One misconception about childfree people is that they don’t need to do any financial planning, said Christine Moriarty, a certified financial planner and founder of Money Peace in Bristol, Vt. But planning is still important, even if you don’t have dependents and your cash flow is relatively strong and steady, she said. Moriarty, who doesn’t have children herself and works with many same-sex couples who are childfree, recommends making a solid estate plan. Choose a back-up executor and another back-up on top of that. “I don’t think there’s anything wrong with having three executors,” she told MarketWatch. 

When planning for retirement, childfree people may have more flexibility when deciding where to settle down, because they’re not factoring in the location of children and grandchildren. One of Moriarty’s childfree couple clients spent five years exploring the U.S. in an RV before deciding to settle in Arizona. Another consideration more common with childfree people is picking out a nonprofit to leave money to in a will. “They’re thinking, this is my legacy. It’s defining legacy differently,” Moriarty said.

There can also be a need to help childfree people set financial boundaries and play defense against family members who make assumptions about their cash flow, Zigmont says. He’s written a list of financial-themed bingos that clients may encounter, such as, “You don’t have kids, so you can afford…” or “Since you don’t have kids, you should help me pay for mine…” As Zigmont tells his clients, “It is amazing that family and friends have plans for how to spend your money…If you even once give in, you become a bank for everyone.”
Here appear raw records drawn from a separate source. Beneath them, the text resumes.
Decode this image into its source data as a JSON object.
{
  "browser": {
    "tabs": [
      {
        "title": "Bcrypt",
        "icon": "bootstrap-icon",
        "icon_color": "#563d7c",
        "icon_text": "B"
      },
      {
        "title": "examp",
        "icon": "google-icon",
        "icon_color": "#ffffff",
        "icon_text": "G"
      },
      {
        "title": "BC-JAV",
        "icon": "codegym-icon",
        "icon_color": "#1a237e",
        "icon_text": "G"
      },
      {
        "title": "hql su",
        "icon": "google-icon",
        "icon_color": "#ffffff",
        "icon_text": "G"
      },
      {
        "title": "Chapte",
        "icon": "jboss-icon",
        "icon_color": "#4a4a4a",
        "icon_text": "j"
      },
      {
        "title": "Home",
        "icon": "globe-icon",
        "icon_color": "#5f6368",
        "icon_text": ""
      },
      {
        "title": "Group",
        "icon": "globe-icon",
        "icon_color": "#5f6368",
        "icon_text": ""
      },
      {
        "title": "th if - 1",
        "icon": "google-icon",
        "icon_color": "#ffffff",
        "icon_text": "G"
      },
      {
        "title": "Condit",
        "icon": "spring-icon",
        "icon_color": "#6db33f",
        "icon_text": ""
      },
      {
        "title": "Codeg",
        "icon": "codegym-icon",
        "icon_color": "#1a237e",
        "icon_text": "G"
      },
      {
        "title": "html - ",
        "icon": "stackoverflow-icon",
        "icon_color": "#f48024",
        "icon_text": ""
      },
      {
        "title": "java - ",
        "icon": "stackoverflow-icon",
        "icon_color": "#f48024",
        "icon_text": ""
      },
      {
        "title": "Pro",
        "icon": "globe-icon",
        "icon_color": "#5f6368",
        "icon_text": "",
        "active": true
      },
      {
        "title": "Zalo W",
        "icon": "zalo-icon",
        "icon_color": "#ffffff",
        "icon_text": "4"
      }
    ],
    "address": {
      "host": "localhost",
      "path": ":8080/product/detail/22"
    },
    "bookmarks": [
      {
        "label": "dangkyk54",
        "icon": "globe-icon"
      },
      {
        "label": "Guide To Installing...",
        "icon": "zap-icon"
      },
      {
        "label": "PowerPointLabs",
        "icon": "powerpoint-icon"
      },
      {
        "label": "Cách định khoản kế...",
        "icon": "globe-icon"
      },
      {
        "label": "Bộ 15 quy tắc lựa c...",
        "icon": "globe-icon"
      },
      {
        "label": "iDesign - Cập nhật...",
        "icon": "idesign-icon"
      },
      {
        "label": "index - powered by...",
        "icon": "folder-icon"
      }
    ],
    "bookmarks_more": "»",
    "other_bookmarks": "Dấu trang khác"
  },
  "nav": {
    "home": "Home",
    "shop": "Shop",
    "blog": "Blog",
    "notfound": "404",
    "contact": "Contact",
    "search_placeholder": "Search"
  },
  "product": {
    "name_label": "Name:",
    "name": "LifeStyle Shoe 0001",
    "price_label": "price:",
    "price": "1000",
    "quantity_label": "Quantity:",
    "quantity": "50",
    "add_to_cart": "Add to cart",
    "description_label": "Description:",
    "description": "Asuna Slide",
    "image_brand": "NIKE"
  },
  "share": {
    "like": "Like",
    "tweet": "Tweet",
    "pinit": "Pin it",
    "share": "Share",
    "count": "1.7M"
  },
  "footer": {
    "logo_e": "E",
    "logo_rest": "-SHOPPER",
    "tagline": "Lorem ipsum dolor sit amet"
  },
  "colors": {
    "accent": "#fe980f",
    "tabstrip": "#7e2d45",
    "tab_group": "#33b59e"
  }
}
These presumptions can also take the form of assuming a childfree person will take a more prominent family role care for aging parents, especially among siblings, he said. “It’s really hard to say to a family member, ‘Hey, I’m not going to give you any money,’” Zigmont said. He added later, “I spend a lot of time with people telling them they don’t have a vote in your life — same as you don’t get a vote in theirs.”